Cuando llegan los muchachos de Carón, acrece el dinamismo. Carmen, Mario, Valentina y Esther, van y vienen, abren y cierran, pero algún bulto rezagado, aún retiene a Carmen inoportunamente; "Me he enterado por el periódico; de pura casualidad." "Gracias, Higinio. No sabes cuantísimo te lo agradezco." Higinio Oyarzun se queda en el vestíbulo, junto a Arronde, el boticario. No trae gabán aunque es temprano y todavía hace fresco. Del despacho, cuya puerta está abierta, llegan suspiros y sollozos. "No le había más bueno." "Quién lo iba a decir." "No somos nadie." Higinio Oyarzun observa a Moyano dentro de su barba rabínica. También Arronde le mira de refilón y, luego, se agacha y le dice a Oyarzun tenuemente: "Un revolucionario." "Ja", Oyarzun se ríe o hace que se ríe. Después susurra: "Esas revoluciones me las conozco. Ese quiere quitarme a mí para ponerse él. Revoluciones positivas para uno pero de eficacia general muy limitada. Somos todos unos sinvergüenzas." "El corazón es muy traicionero." "Ni tiempo de confesarse tuvo." "¡Pobrecito!" Moyano ladea un poco la cabeza. Tiene los ojos húmedos y la nuez, sobre el suéter oscuro, sin camisa, le sube y le baja cada vez más deprisa. "Ha muerto un hombre íntegro", le dice a Aróstegui, pero apenas ha terminado de decirlo cuando Oyarzun, aunque no va con él, le replica ásperamente desde atrás, empinando su corta estatura sobre el hombro de Arronde: "¿Integro? ¡Ja! Ese señor no era íntegro por serlo sino para gozarse echándonos en cara a los demás que no lo éramos. Era un Tartufo." Moyano se vuelve fuera de sí: "Nazi asqueroso", dice. Y Oyarzun aparta a Arronde que intenta sujetarlo y vocea ya sin circunloquios: "¡Suelta! ¡A ese tipo le rompo yo la cara! ¡A ese…!"

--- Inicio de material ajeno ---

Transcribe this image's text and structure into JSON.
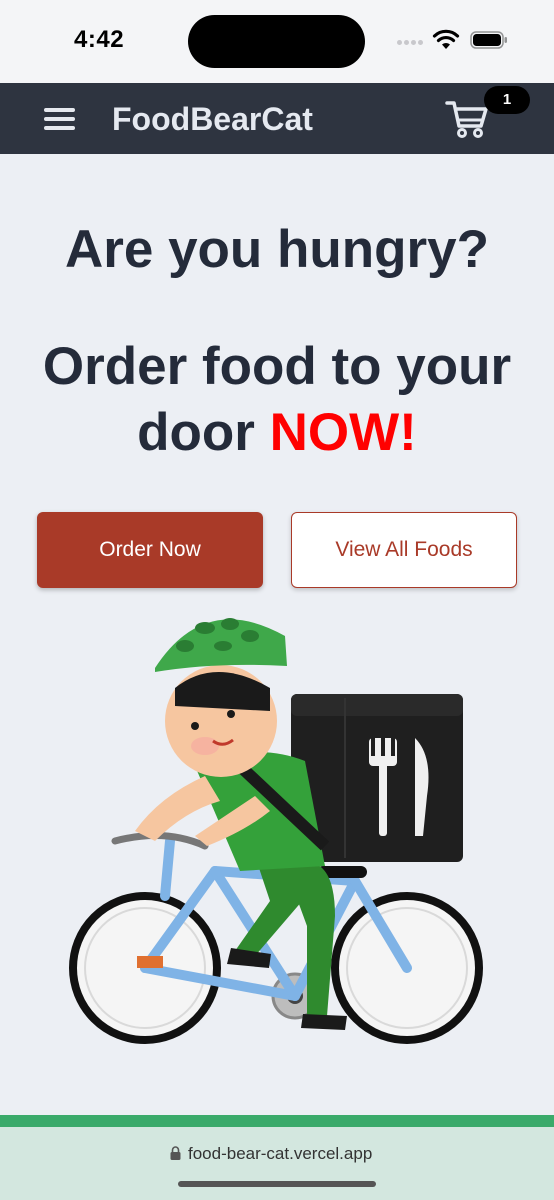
{
  "status_bar": {
    "time": "4:42"
  },
  "navbar": {
    "brand": "FoodBearCat",
    "menu_icon": "hamburger-menu-icon",
    "cart_icon": "shopping-cart-icon",
    "cart_count": "1",
    "background_color": "#2e3440"
  },
  "hero": {
    "headline": "Are you hungry?",
    "subheadline_part1": "Order food to your door",
    "subheadline_highlight": "NOW!",
    "highlight_color": "#ff0000",
    "illustration": "delivery-cyclist-illustration"
  },
  "actions": {
    "order_now_label": "Order Now",
    "view_all_label": "View All Foods",
    "accent_color": "#a93a28"
  },
  "browser": {
    "url": "food-bear-cat.vercel.app"
  }
}
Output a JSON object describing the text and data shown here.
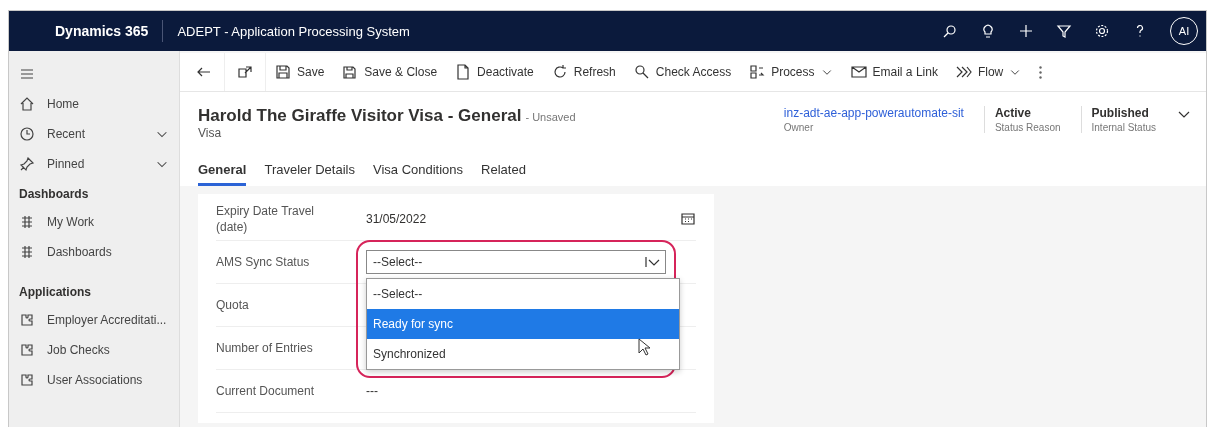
{
  "topbar": {
    "brand": "Dynamics 365",
    "app_title": "ADEPT - Application Processing System",
    "avatar": "AI"
  },
  "sidebar": {
    "items": [
      {
        "label": "Home",
        "kind": "home",
        "expandable": false
      },
      {
        "label": "Recent",
        "kind": "recent",
        "expandable": true
      },
      {
        "label": "Pinned",
        "kind": "pin",
        "expandable": true
      }
    ],
    "sections": [
      {
        "title": "Dashboards",
        "items": [
          {
            "label": "My Work",
            "kind": "dash"
          },
          {
            "label": "Dashboards",
            "kind": "dash"
          }
        ]
      },
      {
        "title": "Applications",
        "items": [
          {
            "label": "Employer Accreditati...",
            "kind": "app"
          },
          {
            "label": "Job Checks",
            "kind": "app"
          },
          {
            "label": "User Associations",
            "kind": "app"
          }
        ]
      }
    ]
  },
  "commands": [
    {
      "label": "Save",
      "kind": "save",
      "menu": false
    },
    {
      "label": "Save & Close",
      "kind": "saveclose",
      "menu": false
    },
    {
      "label": "Deactivate",
      "kind": "doc",
      "menu": false
    },
    {
      "label": "Refresh",
      "kind": "refresh",
      "menu": false
    },
    {
      "label": "Check Access",
      "kind": "search",
      "menu": false
    },
    {
      "label": "Process",
      "kind": "process",
      "menu": true
    },
    {
      "label": "Email a Link",
      "kind": "mail",
      "menu": false
    },
    {
      "label": "Flow",
      "kind": "flow",
      "menu": true
    }
  ],
  "record": {
    "title": "Harold The Giraffe Visitor Visa - General",
    "status": "- Unsaved",
    "entity": "Visa",
    "fields": [
      {
        "value": "inz-adt-ae-app-powerautomate-sit",
        "label": "Owner",
        "link": true
      },
      {
        "value": "Active",
        "label": "Status Reason",
        "link": false
      },
      {
        "value": "Published",
        "label": "Internal Status",
        "link": false
      }
    ]
  },
  "tabs": [
    {
      "label": "General",
      "selected": true
    },
    {
      "label": "Traveler Details",
      "selected": false
    },
    {
      "label": "Visa Conditions",
      "selected": false
    },
    {
      "label": "Related",
      "selected": false
    }
  ],
  "form": {
    "rows": [
      {
        "label": "Expiry Date Travel (date)",
        "value": "31/05/2022",
        "kind": "date"
      },
      {
        "label": "AMS Sync Status",
        "value": "--Select--",
        "kind": "select"
      },
      {
        "label": "Quota",
        "kind": "plain"
      },
      {
        "label": "Number of Entries",
        "kind": "plain"
      },
      {
        "label": "Current Document",
        "value": "---",
        "kind": "plain"
      }
    ],
    "dropdown": {
      "options": [
        {
          "label": "--Select--",
          "selected": false
        },
        {
          "label": "Ready for sync",
          "selected": true
        },
        {
          "label": "Synchronized",
          "selected": false
        }
      ]
    }
  }
}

La cabeza de Vicente asoma por la puerta del despacho:

– ¡Chist! -sisea-. Por favor, que sacan el cadáver.

Se hace el silencio. Los muchachos de Carón con el féretro en hombros se abren calle entre los asistentes y detrás, enmarcada por el dintel, se ve un momento a Carmen. No llora. Se estira el suéter de los sobacos y mansamente deja que Valentina la pase un brazo por los hombros y la atraiga hacia sí.